Some of mine. Have alot in the making.

My temple emerging from cliffs









My Boscs old tank









Temple pool









Unfinished temple pool with roof









Half done 2 storey ruins


















Have a load more but It's all for my Boscs new tank. Will post a thread when its done!


----------



## Craigbaines (May 28, 2009)

They are pretty cool, painted?

What paint did you use? 

It it as simple as grout it then paint over the top? looks really goos but i dont know if id be able to get them looking as good lol. 
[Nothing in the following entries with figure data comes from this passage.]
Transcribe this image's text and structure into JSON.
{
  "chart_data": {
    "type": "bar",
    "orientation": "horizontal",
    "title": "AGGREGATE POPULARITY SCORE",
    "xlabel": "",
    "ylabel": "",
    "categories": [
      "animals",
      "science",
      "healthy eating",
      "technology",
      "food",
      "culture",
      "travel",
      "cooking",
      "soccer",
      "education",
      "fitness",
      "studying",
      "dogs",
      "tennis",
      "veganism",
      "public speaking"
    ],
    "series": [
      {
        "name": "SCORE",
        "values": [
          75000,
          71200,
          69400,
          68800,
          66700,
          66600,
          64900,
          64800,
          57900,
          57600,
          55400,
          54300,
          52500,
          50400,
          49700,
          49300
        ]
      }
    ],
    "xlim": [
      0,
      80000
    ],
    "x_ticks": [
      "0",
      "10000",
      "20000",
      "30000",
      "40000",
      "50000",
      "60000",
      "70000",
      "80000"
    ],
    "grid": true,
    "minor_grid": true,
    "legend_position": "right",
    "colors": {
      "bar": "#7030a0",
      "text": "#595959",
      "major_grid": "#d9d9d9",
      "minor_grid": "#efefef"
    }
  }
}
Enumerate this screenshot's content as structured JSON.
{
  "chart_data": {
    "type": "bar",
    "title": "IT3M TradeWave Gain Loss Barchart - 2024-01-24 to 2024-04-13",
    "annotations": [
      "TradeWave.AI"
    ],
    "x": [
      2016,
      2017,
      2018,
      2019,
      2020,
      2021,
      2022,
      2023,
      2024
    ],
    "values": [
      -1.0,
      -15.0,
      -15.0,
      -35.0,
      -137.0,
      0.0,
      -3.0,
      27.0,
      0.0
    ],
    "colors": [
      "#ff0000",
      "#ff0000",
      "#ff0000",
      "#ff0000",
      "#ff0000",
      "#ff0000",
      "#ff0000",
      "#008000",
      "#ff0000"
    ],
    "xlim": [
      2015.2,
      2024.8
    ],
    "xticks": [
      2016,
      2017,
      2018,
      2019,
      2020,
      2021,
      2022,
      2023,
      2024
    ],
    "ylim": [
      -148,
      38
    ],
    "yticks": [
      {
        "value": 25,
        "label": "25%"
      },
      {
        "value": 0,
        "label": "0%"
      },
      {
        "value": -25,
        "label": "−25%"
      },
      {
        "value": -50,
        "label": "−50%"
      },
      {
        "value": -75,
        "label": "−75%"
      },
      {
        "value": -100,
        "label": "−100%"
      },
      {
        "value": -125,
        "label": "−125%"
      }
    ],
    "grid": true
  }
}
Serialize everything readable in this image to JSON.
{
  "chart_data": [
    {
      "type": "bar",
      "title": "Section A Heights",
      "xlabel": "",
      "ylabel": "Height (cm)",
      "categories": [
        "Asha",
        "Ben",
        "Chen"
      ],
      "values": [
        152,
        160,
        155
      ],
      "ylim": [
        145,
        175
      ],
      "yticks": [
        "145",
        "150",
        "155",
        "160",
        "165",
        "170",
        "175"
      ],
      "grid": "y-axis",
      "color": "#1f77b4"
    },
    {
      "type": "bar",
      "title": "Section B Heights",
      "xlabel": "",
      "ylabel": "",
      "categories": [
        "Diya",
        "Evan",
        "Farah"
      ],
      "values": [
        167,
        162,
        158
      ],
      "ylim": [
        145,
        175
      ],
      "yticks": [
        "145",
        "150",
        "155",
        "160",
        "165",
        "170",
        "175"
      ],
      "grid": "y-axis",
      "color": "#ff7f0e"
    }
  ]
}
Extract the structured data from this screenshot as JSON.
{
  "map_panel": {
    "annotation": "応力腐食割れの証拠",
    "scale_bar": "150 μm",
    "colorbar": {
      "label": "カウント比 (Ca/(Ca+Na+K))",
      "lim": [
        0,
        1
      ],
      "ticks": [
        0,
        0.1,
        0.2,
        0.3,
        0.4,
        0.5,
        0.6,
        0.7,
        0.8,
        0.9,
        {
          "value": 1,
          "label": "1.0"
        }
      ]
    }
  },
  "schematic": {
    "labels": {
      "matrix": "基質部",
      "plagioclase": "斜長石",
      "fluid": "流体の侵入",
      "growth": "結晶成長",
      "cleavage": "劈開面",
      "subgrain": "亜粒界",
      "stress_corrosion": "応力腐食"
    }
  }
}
Also, where does everyone get there polostyrene?


----------



## ChrisNE (Jul 13, 2008)

craigbaines said:


> They are pretty cool, painted?
> 
> What paint did you use?
> 
> ...


Thanks, it's easy to do. Polystyrene, stanley knife, grout and spray paint. Top mine with textured spraypaint. You can get it in different colours/textures to look like dif rocks, metal etc. Brill stuff and it's waterproof. And you can buy insulation boards from BnQ or homebase. Basically massive boards of polystyrene. With my Boscs old and new tank I top it with PVA and sand.

Chris


----------



## dionator (Oct 16, 2008)

ChrisNE said:


> My temple emerging from cliffs
> image


That one is amazing!! :gasp::gasp::gasp::gasp: it would be good for cresties... Are you sur that spray paint stuff is safe??


----------



## Craigbaines (May 28, 2009)

yer that one is mint, i like the colour too, why i asked.


----------



## ChrisNE (Jul 13, 2008)

dionator said:


> That one is amazing!! :gasp::gasp::gasp::gasp: it would be good for cresties... Are you sur that spray paint stuff is safe??


Thanks you. Yea pretty sure its safe. It doesn't come off when wet and scrubbed down and it's been in with my royals for months. Left it to air for over a week but it'd probably be fine after a few days. 

Chris


----------



## excession (Apr 11, 2009)

I love that temple cliff one!

Its fab!

Here is ours: 


















Here is how I made it


----------



## ChrisNE (Jul 13, 2008)

excession said:


> I love that temple cliff one!
> 
> Its fab!
> 
> ...


 
Thanks v much. Yours is brill. Like the hole in the middle, might have to steal the idea! :notworthy:Great guide aswell. Any1 wanting to do this follow that guides and the links on it. All you need to know.:2thumb:


----------